Friday, February 13, 2015

Embracing Singleness

It's the before Valentine's... I was scrolling my facebook newsfeed tonight and I stumbled upon an article that was titled 50 Things A 20-Something Single Girl Really Wants for Valentine's Day. And I read through this list my heart actually broke. So many of the things revolved around a broken desire for love. We were made for love, and by Love and we are held into existence by the love of the Lord. He desires to know us. He desires to lavish his love on us.

I've also been doing some thinking on the beauty and the blessedness of these last 5 years that I have been single. The Lord has blessed me so much. Being single is a beautiful time to grow in our relationship with our sisters, our brothers and our Lord. It's a time to learn how to love other men as brothers in Christ - because in reality, most of the men we know will not be our husband... we only get one husband.

Now I'm not saying this has been an easy 5 years of singleness. I have always dreamed of being married. It's all I've ever wanted for my life. I would have been one of those people who would have been content getting married right out of high school. Granted, I'm glad I didn't. I wouldn't trade the life I have now for the world. Regardless, there have been ups and downs of the last 5 years - whether it was just really feeling lonely and wanting a relationship or thinking a guy might like me or really liking a particular guy and wanting them to pursue me. Sometimes it was easy to be jealous of sisters who were in relationships (again, not a constant thing, but there were moments where it was really hard because that's what I really wanted and I didn't have it).

Anywho  - I wanted to write a little something about the ways we can embrace our singleness in our lives, and this doesn't just go for Valentine's day... this is something to do in life in general.

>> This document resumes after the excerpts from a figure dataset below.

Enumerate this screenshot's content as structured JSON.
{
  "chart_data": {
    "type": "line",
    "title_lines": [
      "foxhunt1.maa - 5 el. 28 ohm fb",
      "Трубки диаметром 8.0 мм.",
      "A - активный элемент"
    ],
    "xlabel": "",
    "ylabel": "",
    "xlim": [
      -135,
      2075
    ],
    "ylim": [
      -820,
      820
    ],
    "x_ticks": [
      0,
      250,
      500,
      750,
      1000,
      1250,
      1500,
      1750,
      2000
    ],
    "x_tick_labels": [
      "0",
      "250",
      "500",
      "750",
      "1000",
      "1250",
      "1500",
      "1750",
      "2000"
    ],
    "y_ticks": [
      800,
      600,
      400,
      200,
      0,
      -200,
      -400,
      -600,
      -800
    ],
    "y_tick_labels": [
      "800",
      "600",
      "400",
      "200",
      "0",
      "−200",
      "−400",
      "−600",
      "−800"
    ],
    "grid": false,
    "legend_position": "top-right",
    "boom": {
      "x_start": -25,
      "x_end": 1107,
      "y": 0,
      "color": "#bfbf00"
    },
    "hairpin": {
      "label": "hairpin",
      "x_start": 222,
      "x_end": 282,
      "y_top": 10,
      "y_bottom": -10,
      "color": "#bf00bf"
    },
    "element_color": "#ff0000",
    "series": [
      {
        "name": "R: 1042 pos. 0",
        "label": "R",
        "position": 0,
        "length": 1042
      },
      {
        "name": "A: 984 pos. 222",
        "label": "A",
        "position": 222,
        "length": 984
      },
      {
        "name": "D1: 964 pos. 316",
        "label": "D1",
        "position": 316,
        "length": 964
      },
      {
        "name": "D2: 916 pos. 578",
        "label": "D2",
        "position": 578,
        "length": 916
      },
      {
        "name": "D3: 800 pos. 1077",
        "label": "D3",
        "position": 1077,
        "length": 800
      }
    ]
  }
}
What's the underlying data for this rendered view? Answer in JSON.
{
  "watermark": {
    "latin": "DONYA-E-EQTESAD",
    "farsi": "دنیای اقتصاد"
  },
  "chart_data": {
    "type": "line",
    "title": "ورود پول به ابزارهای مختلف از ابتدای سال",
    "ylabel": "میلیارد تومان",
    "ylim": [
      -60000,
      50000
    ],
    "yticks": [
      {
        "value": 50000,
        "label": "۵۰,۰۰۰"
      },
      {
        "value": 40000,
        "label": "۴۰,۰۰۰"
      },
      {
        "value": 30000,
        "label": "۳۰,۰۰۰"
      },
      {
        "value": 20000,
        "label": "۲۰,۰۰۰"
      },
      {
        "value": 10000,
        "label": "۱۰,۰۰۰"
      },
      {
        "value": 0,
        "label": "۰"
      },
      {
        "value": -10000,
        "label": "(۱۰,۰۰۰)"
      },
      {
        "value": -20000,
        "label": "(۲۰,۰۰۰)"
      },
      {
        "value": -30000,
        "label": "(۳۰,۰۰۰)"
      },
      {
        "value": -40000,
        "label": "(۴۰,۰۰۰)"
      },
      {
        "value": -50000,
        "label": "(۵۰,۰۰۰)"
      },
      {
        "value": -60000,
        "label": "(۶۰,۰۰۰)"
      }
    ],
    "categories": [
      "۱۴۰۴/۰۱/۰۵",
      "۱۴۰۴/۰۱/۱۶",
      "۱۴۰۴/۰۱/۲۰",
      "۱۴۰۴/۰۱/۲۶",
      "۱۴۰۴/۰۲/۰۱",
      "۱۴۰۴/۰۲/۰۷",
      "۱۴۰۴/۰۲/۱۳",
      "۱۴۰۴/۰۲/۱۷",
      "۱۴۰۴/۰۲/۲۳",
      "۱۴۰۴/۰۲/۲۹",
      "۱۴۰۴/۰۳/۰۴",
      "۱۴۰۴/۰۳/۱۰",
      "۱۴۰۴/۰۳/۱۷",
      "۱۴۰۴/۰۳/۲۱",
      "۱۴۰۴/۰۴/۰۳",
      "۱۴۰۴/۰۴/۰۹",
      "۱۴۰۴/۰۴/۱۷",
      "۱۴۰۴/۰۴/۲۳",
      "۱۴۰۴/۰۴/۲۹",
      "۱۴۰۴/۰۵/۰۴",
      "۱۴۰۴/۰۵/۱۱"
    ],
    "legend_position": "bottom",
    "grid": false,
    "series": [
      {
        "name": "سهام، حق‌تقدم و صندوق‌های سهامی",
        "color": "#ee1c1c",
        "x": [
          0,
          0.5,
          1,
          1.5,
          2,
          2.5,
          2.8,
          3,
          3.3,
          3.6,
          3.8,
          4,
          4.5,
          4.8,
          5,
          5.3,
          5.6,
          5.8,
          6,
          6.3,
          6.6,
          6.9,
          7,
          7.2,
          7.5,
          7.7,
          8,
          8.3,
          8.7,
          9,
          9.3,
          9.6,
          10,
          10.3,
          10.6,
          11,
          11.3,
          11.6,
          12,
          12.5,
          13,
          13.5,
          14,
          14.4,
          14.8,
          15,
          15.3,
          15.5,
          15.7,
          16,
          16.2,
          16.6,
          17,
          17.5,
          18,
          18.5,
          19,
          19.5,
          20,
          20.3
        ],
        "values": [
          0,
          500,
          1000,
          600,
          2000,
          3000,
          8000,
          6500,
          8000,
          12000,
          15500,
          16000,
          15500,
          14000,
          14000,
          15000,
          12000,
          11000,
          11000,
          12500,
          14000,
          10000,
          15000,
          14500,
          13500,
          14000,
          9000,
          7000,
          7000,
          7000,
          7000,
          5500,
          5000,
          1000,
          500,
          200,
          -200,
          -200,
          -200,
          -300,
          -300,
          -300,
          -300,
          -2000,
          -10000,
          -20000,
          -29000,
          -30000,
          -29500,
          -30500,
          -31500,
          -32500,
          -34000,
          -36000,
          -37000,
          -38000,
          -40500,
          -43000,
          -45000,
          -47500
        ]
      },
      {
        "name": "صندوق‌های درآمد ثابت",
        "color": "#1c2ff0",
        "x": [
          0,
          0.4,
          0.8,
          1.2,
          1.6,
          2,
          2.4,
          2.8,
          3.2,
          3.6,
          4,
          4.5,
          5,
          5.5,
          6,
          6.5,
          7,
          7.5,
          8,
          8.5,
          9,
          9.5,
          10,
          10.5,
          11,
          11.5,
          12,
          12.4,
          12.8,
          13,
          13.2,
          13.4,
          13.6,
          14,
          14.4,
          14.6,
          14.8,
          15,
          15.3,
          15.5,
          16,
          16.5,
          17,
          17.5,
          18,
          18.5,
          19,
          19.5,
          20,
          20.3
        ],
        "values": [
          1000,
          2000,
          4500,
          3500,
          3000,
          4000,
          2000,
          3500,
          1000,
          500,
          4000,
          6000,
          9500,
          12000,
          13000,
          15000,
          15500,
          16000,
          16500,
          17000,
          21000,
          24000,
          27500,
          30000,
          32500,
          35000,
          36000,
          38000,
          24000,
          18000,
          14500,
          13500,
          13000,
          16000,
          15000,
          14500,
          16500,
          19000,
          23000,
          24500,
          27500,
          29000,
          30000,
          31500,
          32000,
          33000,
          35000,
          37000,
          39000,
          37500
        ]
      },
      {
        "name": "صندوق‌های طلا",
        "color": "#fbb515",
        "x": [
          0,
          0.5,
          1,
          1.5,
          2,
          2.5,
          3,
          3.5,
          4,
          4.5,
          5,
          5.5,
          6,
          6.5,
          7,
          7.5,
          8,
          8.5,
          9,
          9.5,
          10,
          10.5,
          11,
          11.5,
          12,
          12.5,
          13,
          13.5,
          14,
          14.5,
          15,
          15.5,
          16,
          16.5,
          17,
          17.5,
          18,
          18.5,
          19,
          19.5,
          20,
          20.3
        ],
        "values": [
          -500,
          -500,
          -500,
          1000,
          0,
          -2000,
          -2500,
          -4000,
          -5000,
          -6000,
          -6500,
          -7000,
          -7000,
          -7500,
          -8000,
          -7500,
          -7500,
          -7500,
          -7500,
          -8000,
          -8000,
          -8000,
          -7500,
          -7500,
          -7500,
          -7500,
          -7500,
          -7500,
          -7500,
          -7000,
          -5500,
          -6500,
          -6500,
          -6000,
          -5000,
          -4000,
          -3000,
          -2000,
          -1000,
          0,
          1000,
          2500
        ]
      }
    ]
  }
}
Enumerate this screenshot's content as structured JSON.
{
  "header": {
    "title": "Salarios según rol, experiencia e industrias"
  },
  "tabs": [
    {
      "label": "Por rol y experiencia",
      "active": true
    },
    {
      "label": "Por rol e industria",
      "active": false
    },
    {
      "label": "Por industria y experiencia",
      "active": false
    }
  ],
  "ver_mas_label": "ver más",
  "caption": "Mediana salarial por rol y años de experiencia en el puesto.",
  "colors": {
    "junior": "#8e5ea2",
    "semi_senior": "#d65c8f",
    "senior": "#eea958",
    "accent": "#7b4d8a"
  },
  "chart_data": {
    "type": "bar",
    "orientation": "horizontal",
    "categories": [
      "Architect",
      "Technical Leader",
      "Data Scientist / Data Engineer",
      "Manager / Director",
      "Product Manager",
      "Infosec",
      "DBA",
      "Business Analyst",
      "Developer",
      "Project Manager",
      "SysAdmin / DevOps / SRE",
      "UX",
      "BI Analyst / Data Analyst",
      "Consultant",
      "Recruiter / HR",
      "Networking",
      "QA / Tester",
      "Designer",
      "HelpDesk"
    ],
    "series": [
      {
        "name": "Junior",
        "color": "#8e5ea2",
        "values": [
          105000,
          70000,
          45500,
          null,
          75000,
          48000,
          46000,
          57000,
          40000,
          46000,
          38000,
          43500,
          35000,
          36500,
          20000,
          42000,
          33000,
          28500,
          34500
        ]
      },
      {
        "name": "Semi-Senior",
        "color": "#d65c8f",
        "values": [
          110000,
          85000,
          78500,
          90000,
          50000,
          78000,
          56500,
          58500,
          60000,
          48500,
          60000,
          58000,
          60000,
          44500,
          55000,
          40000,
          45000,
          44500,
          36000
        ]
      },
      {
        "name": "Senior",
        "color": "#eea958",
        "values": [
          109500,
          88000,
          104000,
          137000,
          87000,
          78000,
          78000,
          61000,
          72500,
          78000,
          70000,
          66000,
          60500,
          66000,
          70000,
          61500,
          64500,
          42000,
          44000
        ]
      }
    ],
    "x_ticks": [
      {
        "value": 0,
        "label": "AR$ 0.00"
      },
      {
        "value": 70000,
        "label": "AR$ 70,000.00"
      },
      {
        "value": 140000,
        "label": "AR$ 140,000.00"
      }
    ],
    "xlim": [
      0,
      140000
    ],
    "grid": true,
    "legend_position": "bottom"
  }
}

  1. Seek the Lord. Seek to know him, to love him, to serve him, to live for him. Our relationship with the Lord is the only relationship that isn't passing. He will always be there. He made us. He knows the number of hairs on our head . He wants to lavish his love on us. When we're single we have a unique opportunity to grow and strengthen our relationship with the Lord. What a gift. And this is so important because the people we are dedicated to care for our lesser than when we're living married life, especially once kids come along. 
  2. Build relationships with your sisters (or brothers if you're a guy). Women understand each other in a way that only women can (same goes for men). Women need other women to learn how to be women (men need other men to learn to be men). When we're single we have a unique opportunity in our lives to be in relation with our sisters. Make valentine's for your sisters this year - write them notes of encouragement, love on them a little. These relationships are going to carry through the rest of your life in some way. God has placed these women in your life at this time for a specific reason and purpose - embrace that. 
  3. Learn your strengths and your weaknesses. We're all broken. We're all flawed. We all have pet peeves. We all have our own quirks that probably drive other people nuts. But we can build good habits in ourselves, and break bad habits. Maybe you bite your nails - you can work on breaking that habit. Maybe you have a lot of anxiety and don't handle it well - this is a good time to go to a counselor, to seek guidance, to learn better coping mechanisms. Build a habit of daily prayer. Build healthy eating habits. Establish a workout routine. 
  4. Spend time with you. I don't know about you, but so often I get so caught loving on other people and caring for them that I forget to take care of myself and spend time with myself. Take a longer shower this weekend, shave your legs for you. Do your nails. Clean your house. Have a coffee date with yourself. Go on a long run. Go on a hike. Do what makes your heart happy. Do what you need to do to feel restored. If we don't care for ourselves we aren't able to care for others. 
  5. Spend time with your family. Our parents raised us. They love us more than we can imagine - even when we feel like they don't love us. They have a lot of wisdom to offer us, and they want to offer it. Let them. Let them love you. Make time for them too. 
I'd say that over the last 5 years, and even more so in this last year I have learned more about who I am and whose I am and what I want than I possibly could have imagined. The Lord is good. He provides for us. He has a perfect plan for our lives. Seek him out, seek community around you out. Seek to know, love and serve the Lord all the days of your life - that in all you do you may bring glory to the Lord. Embrace the single years - we spend most of our lives married -  this is a time to be cherished.